In recent TCPA, FCRA, CIPA, and other statutory privacy class actions, plaintiff lawyers argue that Spokeo empowers their cases because American courts have long recognized intrusion of seclusion and other privacy claims at common law. This simplistic argument distorts the history of privacy jurisprudence and injuries recognized at common law. As my colleague Peter Guffin more accurately recounts in a recent blog post in privacy law basics, privacy is a fairly recent 20th century legal construct. Courts have struggled to define privacy ever since Brandeis and Warren published their famous article The Right to Privacy, from which most scholars trace all modern privacy jurisprudence. In their 1890 article, Brandeis and Warren were railing against the intrusive threat of newspaper and photography practices, acknowledging from the outset that the emerging privacy rights were (and remain) pitted against competing principles like freedom of speech. Even as the “right to be left alone” gained traction after the turn of the last century, unless an intrusion upon seclusion rose to the level of a nuisance or an invasion of private/domestic life (i.e., confidentiality) with a subsequent publication, the common law generally did not recognize standing to recover for intangible harms like hurt feelings or the fear of future harm. To this day, significant contours of privacy – identifying what is “private,” who owes a duty to protect another’s privacy and under what circumstances, and what constitutes a cognizable injury when those interests are invaded – seem far from established at common law.

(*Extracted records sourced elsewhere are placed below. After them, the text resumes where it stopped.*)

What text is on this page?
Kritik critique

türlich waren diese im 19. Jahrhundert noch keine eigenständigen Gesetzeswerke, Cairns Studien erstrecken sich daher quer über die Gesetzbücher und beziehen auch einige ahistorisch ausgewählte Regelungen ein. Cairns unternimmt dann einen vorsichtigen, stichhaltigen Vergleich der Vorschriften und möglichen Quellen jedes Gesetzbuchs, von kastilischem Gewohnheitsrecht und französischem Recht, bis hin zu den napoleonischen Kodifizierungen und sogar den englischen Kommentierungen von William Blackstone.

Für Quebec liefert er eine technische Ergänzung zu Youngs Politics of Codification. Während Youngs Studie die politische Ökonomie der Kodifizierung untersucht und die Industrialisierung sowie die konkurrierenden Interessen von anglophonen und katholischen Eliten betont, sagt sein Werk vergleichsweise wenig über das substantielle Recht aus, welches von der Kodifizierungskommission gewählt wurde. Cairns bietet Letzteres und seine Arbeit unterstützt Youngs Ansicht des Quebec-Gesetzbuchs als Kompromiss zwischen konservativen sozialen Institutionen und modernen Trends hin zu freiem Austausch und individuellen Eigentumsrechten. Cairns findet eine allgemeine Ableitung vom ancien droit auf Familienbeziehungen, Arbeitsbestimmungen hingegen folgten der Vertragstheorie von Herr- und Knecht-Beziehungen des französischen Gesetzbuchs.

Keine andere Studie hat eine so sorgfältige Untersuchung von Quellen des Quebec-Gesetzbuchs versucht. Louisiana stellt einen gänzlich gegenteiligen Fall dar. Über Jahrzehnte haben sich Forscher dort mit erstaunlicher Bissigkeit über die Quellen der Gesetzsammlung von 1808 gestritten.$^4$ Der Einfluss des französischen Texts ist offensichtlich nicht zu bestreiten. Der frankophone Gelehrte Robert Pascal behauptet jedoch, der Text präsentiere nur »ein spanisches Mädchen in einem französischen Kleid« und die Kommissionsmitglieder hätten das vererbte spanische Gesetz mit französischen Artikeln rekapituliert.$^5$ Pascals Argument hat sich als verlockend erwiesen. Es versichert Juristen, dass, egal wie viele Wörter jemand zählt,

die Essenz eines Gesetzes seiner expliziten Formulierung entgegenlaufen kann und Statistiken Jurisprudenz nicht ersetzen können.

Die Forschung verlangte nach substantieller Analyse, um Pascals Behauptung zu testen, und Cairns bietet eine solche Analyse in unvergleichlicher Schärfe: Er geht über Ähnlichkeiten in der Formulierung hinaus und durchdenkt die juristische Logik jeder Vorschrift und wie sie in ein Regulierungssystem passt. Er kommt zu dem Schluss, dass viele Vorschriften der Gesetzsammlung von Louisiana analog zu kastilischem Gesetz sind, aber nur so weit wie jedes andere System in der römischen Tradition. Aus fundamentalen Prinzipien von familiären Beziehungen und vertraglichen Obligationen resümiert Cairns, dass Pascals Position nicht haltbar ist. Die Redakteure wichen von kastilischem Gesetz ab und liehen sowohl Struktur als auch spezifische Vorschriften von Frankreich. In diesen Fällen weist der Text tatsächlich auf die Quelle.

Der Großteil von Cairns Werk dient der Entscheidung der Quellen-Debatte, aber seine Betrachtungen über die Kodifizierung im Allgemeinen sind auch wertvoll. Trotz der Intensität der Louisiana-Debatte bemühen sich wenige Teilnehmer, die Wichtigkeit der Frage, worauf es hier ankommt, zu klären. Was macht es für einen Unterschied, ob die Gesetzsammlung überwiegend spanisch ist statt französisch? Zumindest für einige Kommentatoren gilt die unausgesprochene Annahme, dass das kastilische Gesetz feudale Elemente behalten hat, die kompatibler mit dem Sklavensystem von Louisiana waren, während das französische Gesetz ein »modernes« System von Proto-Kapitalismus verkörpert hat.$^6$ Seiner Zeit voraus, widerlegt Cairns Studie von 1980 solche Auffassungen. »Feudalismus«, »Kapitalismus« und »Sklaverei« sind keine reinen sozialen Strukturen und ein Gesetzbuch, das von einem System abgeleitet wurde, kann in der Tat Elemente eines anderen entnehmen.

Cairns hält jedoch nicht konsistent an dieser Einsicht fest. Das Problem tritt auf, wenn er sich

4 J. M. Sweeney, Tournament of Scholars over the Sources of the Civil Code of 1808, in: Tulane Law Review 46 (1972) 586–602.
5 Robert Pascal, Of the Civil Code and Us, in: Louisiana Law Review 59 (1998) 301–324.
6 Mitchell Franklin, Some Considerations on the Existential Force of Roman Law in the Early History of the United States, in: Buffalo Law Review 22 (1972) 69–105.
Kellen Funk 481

Privacy law has important work to do, but a long way yet to go. For the most part, today’s privacy class actions grasp at brass rings while advancing no significant privacy interests. Spokeo aimed to mitigate that dynamic by demanding a vigorous inquiry into whether statutory privacy plaintiffs have suffered sufficiently concrete injuries. It is not yet clear whether Spokeo will be treated as a meaningful standing test, or just another picayune issue in a moribund privacy jurisprudence that is already overwhelmed with procedural niceties instead of substantive values and analysis.
 Samuel D. Warren & Louis D. Brandeis, The Right to Privacy, 4 Harvard L. Rev. 193 (1890). This seminal work recognized a person’s right to control (1) publication of one’s thoughts and feelings, at 198, 205; (2) publication of information about one’s private life, at 201; (3) publication of images of one’s self, at 211; and (4) facts about oneself that are not immediately obvious or confidential, at 215.